Juliana Jimenez Sesma, 41, had to figure out how to bury her parents after they died 11 days apart in December in southern Los Angeles. With funeral homes overrun and the holidays postponing even more paperwork, it took her three weeks to perform a ceremony for her mother, which she performed outdoors, in the parking lot of a church.
“It’s just pain about pain to have to wait. You can’t have a little more peace until you know that their bodies are resting, ”she said.

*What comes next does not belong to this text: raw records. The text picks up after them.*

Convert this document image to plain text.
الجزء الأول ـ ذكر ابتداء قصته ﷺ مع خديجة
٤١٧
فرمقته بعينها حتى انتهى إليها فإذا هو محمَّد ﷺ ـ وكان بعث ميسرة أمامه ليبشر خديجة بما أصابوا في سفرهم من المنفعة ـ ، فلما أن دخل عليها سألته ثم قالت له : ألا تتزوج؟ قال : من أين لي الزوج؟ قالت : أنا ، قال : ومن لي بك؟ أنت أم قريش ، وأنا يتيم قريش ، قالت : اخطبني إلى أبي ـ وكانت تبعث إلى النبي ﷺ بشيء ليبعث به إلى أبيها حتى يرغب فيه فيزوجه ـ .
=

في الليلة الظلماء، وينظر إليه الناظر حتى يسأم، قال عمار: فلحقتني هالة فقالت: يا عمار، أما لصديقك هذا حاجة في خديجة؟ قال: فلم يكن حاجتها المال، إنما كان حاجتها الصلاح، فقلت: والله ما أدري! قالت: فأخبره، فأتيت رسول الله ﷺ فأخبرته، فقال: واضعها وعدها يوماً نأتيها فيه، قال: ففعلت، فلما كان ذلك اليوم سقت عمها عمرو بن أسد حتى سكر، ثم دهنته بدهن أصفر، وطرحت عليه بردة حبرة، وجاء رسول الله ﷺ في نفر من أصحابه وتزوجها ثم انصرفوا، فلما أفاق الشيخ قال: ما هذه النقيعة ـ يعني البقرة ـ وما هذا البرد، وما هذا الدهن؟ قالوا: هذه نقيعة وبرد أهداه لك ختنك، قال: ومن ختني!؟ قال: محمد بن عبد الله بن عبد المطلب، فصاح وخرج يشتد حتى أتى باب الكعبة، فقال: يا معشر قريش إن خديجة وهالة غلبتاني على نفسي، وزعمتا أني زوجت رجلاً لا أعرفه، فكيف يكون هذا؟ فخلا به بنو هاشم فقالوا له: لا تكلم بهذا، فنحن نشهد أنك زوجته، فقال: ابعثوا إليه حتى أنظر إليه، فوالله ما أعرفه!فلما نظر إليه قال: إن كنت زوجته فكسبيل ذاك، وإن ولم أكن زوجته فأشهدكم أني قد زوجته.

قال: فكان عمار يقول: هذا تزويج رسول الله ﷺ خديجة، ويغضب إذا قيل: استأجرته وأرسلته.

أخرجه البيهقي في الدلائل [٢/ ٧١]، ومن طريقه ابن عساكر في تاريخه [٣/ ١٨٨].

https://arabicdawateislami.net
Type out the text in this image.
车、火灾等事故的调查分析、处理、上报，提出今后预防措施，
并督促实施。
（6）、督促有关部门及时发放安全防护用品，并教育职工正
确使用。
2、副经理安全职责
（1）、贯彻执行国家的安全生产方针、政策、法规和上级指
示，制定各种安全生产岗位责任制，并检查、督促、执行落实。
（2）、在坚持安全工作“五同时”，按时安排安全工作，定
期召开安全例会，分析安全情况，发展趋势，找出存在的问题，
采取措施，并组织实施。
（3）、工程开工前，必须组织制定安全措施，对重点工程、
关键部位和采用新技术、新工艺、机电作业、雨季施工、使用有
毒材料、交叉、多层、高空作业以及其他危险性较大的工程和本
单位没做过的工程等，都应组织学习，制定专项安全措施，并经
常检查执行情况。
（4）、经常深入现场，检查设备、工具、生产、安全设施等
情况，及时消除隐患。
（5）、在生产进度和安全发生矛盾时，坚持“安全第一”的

Sesma had the opportunity to see her mother’s body in the hospital after her death, but she had to wear a mask, gloves and gowns. “I can’t even describe the feeling of seeing your mother’s body, but feeling unable to hug or kiss her. It is just terrible. “She was grateful to be in the same room as her mother, even though they couldn’t hug each other:” She will always live with me in my heart, so I wasn’t really saying goodbye to her. “
Most families don’t have that chance. Candy Boyd, owner of the Boyd funeral home, said it was especially painful for families who had not physically seen their loved ones for weeks or months before his death, as hospitals do not allow visits. Delaying this further is agonizing, said Boyd, who recently held a funeral for a mother of nine. “They are trying to pick up the pieces and move on to the next chapter. It is simply heartbreaking. “
Johanna, who is hoping to bury her parents Asmel and Jeannethe, recently tested positive for Covid, which means that she couldn’t even be with her mother in her final days. Her parents were loved in the community – devout Christians, her father known as a karaoke master, her mother an expert in floral arrangements – and several pastors volunteered to provide services, Johanna said. But as the funeral homes are protected, the family is trapped in limbo. She is also trying to raise funds to cover the burial costs.
“I just want a place for me to go and mourn my parents and bring them flowers. That’s all I want, ”she said. “How long will we have to wait?”